I popolari da tempo inseguono la destra cercando un dialogo con Ecr, il gruppo europeo conservatore di cui fa parte, ad esempio, Fratelli d’Italia: una linea perseguita pervicacemente dal leader Manfred Weber, e che porta inevitabilmente ad accentuare gli elementi di diversità rispetto a forze più centriste, come appunto i liberali, che a loro volta non possono che usare ogni occasione utile per attaccare i popolari per il loro guardare a destra, cercando di conquistare il consenso degli elettori più moderati.
In effetti, le parole di Breton evidenziano un dato reale: al congresso del Ppe che l’ha nominata candidata, su ottocentouno votati, von der Leyen ha preso quattrocento voti a favore: una persona su due, quindi, non ha partecipato al voto, ha votato contrario o ha consegnato una scheda nulla. Non un segnale di forte unità nel partito, e che può spiegarsi almeno in parte con il fatto che alcuni settori dei popolari non condividono la linea di Weber (e di von der Leyen stessa) di dialogo con la destra.
Guardando ai sondaggi, il Ppe sembra avviato a riconfermarsi come il gruppo più grande al Parlamento Europeo (come avviene dal 1999), con i Socialisti&Democratici di nuovo seconda forza. Renew, potrebbe perdere dei seggi, diventando quinto partito e venendo scavalcato proprio da Ecr, grazie all’aumento di seggi che ci si attende a seguito del risultato, in Italia, di Fratelli d’Italia.
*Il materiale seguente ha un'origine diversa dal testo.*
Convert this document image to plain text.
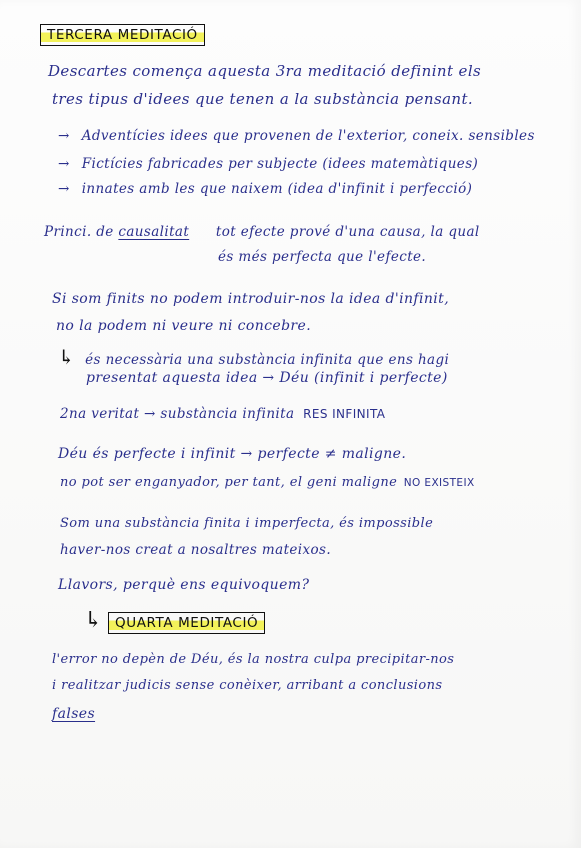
TERCERA MEDITACIÓ
Descartes comença aquesta 3ra meditació definint els
tres tipus d'idees que tenen a la substància pensant.
→ Adventícies idees que provenen de l'exterior, coneix. sensibles
→ Fictícies fabricades per subjecte (idees matemàtiques)
→ innates amb les que naixem (idea d'infinit i perfecció)
Princi. de causalitat tot efecte prové d'una causa, la qual
és més perfecta que l'efecte.
Si som finits no podem introduir-nos la idea d'infinit,
no la podem ni veure ni concebre.
↳ és necessària una substància infinita que ens hagi
presentat aquesta idea → Déu (infinit i perfecte)
2na veritat → substància infinita RES INFINITA
Déu és perfecte i infinit → perfecte ≠ maligne.
no pot ser enganyador, per tant, el geni maligne NO EXISTEIX
Som una substància finita i imperfecta, és impossible
haver-nos creat a nosaltres mateixos.
Llavors, perquè ens equivoquem?
↳ QUARTA MEDITACIÓ
l'error no depèn de Déu, és la nostra culpa precipitar-nos
i realitzar judicis sense conèixer, arribant a conclusions
falses
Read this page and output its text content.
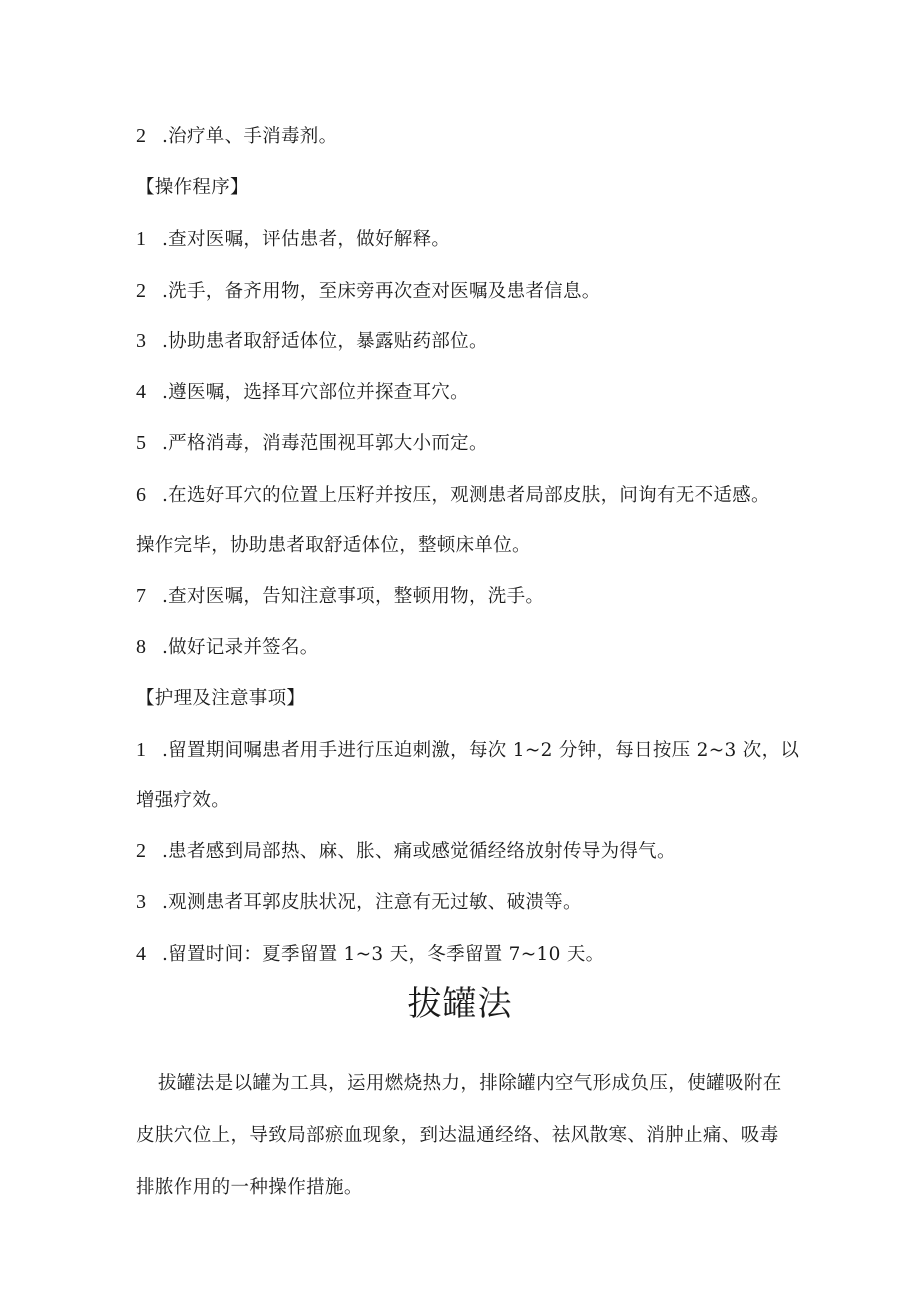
2 .治疗单、手消毒剂。
【操作程序】
1 .查对医嘱，评估患者，做好解释。
2 .洗手，备齐用物，至床旁再次查对医嘱及患者信息。
3 .协助患者取舒适体位，暴露贴药部位。
4 .遵医嘱，选择耳穴部位并探查耳穴。
5 .严格消毒，消毒范围视耳郭大小而定。
6 .在选好耳穴的位置上压籽并按压，观测患者局部皮肤，问询有无不适感。
操作完毕，协助患者取舒适体位，整顿床单位。
7 .查对医嘱，告知注意事项，整顿用物，洗手。
8 .做好记录并签名。
【护理及注意事项】
1 .留置期间嘱患者用手进行压迫刺激，每次 1~2 分钟，每日按压 2~3 次，以
增强疗效。
2 .患者感到局部热、麻、胀、痛或感觉循经络放射传导为得气。
3 .观测患者耳郭皮肤状况，注意有无过敏、破溃等。
4 .留置时间：夏季留置 1~3 天，冬季留置 7~10 天。
拔罐法
拔罐法是以罐为工具，运用燃烧热力，排除罐内空气形成负压，使罐吸附在皮肤穴位上，导致局部瘀血现象，到达温通经络、祛风散寒、消肿止痛、吸毒排脓作用的一种操作措施。
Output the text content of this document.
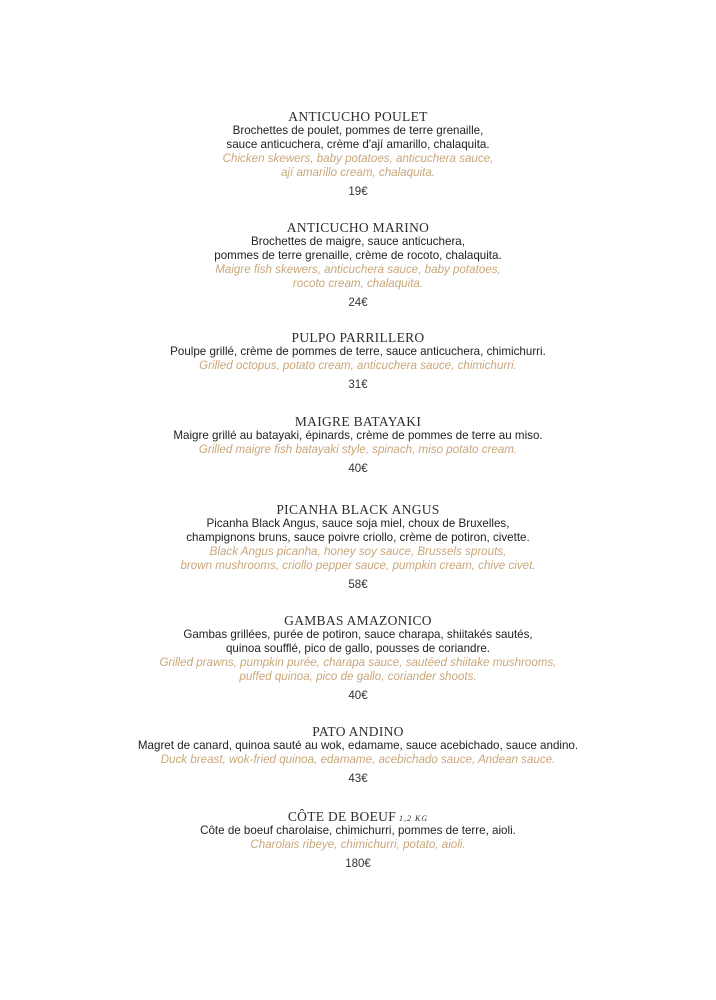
ANTICUCHO POULET
Brochettes de poulet, pommes de terre grenaille,
sauce anticuchera, crème d'ají amarillo, chalaquita.
Chicken skewers, baby potatoes, anticuchera sauce,
ají amarillo cream, chalaquita.
19€
ANTICUCHO MARINO
Brochettes de maigre, sauce anticuchera,
pommes de terre grenaille, crème de rocoto, chalaquita.
Maigre fish skewers, anticuchera sauce, baby potatoes,
rocoto cream, chalaquita.
24€
PULPO PARRILLERO
Poulpe grillé, crème de pommes de terre, sauce anticuchera, chimichurri.
Grilled octopus, potato cream, anticuchera sauce, chimichurri.
31€
MAIGRE BATAYAKI
Maigre grillé au batayaki, épinards, crème de pommes de terre au miso.
Grilled maigre fish batayaki style, spinach, miso potato cream.
40€
PICANHA BLACK ANGUS
Picanha Black Angus, sauce soja miel, choux de Bruxelles,
champignons bruns, sauce poivre criollo, crème de potiron, civette.
Black Angus picanha, honey soy sauce, Brussels sprouts,
brown mushrooms, criollo pepper sauce, pumpkin cream, chive civet.
58€
GAMBAS AMAZONICO
Gambas grillées, purée de potiron, sauce charapa, shiitakés sautés,
quinoa soufflé, pico de gallo, pousses de coriandre.
Grilled prawns, pumpkin purée, charapa sauce, sautéed shiitake mushrooms,
puffed quinoa, pico de gallo, coriander shoots.
40€
PATO ANDINO
Magret de canard, quinoa sauté au wok, edamame, sauce acebichado, sauce andino.
Duck breast, wok-fried quinoa, edamame, acebichado sauce, Andean sauce.
43€
CÔTE DE BOEUF 1,2 KG
Côte de boeuf charolaise, chimichurri, pommes de terre, aioli.
Charolais ribeye, chimichurri, potato, aioli.
180€
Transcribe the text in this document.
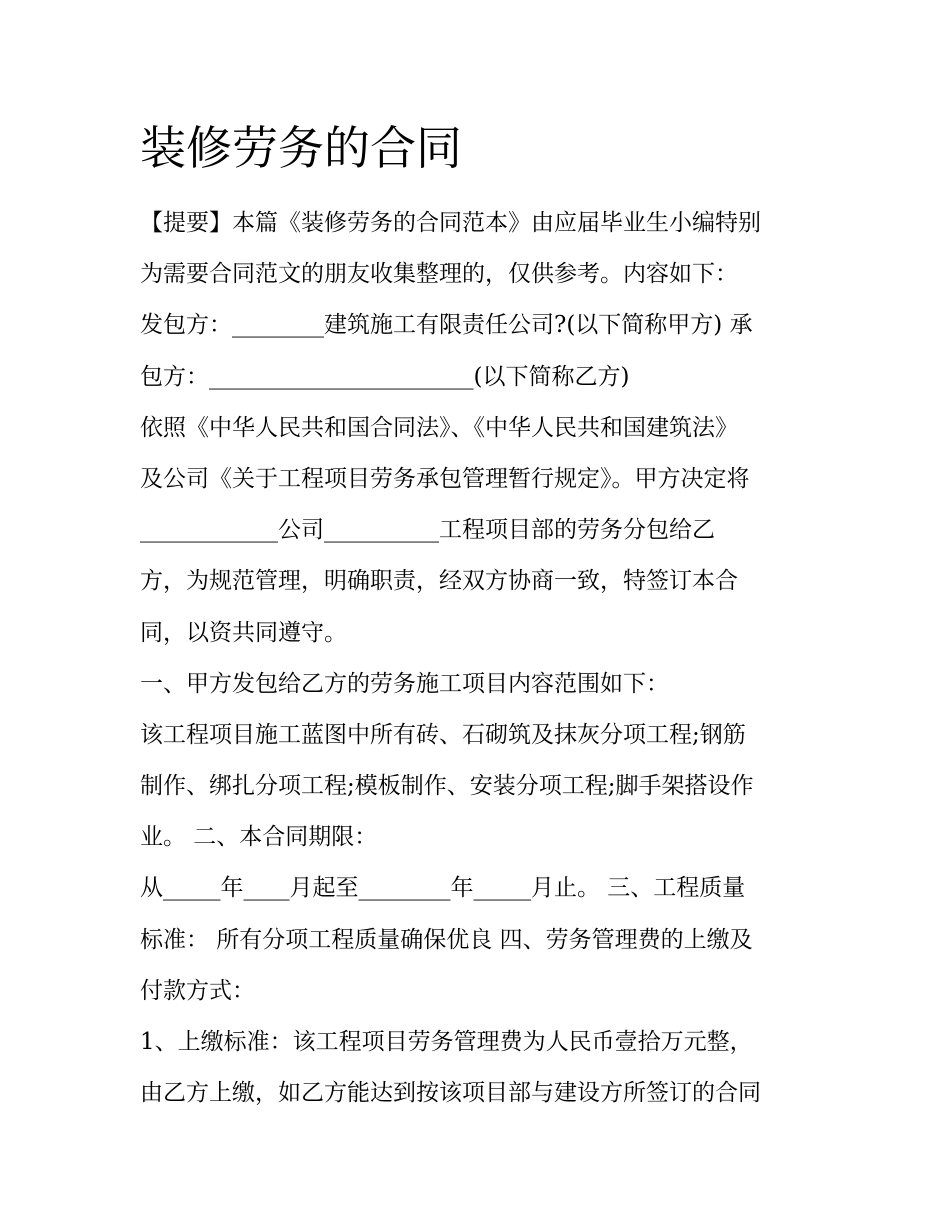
装修劳务的合同
【提要】本篇《装修劳务的合同范本》由应届毕业生小编特别
为需要合同范文的朋友收集整理的，仅供参考。内容如下：
发包方：________建筑施工有限责任公司?(以下简称甲方) 承
包方：_______________________(以下简称乙方)
依照《中华人民共和国合同法》、《中华人民共和国建筑法》
及公司《关于工程项目劳务承包管理暂行规定》。甲方决定将
____________公司__________工程项目部的劳务分包给乙
方，为规范管理，明确职责，经双方协商一致，特签订本合
同，以资共同遵守。
一、甲方发包给乙方的劳务施工项目内容范围如下：
该工程项目施工蓝图中所有砖、石砌筑及抹灰分项工程;钢筋
制作、绑扎分项工程;模板制作、安装分项工程;脚手架搭设作
业。 二、本合同期限：
从_____年____月起至________年_____月止。 三、工程质量
标准： 所有分项工程质量确保优良 四、劳务管理费的上缴及
付款方式：
1、上缴标准：该工程项目劳务管理费为人民币壹拾万元整，
由乙方上缴，如乙方能达到按该项目部与建设方所签订的合同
Se le gerarchie tra partiti europei cambiano, però, non è detto che lo faccia anche la maggioranza. Per Weber, infatti, potrebbe non rivelarsi facile una maggioranza con Ecr, dato che a quel punto alcuni settori di S&d e Renew potrebbero far mancare il sostegno a un accordo. Quanto ampi saranno questi settori sarà un elemento centrale per determinare il successo della linea di Weber. Il conflitto tra liberali e popolari sarà una delle sottotrame che agiranno in queste elezioni europee, e anche da esso dipenderà se un Parlamento europeo con più seggi sovranisti che in passato determinerà anche una Commissione Europea più di destra.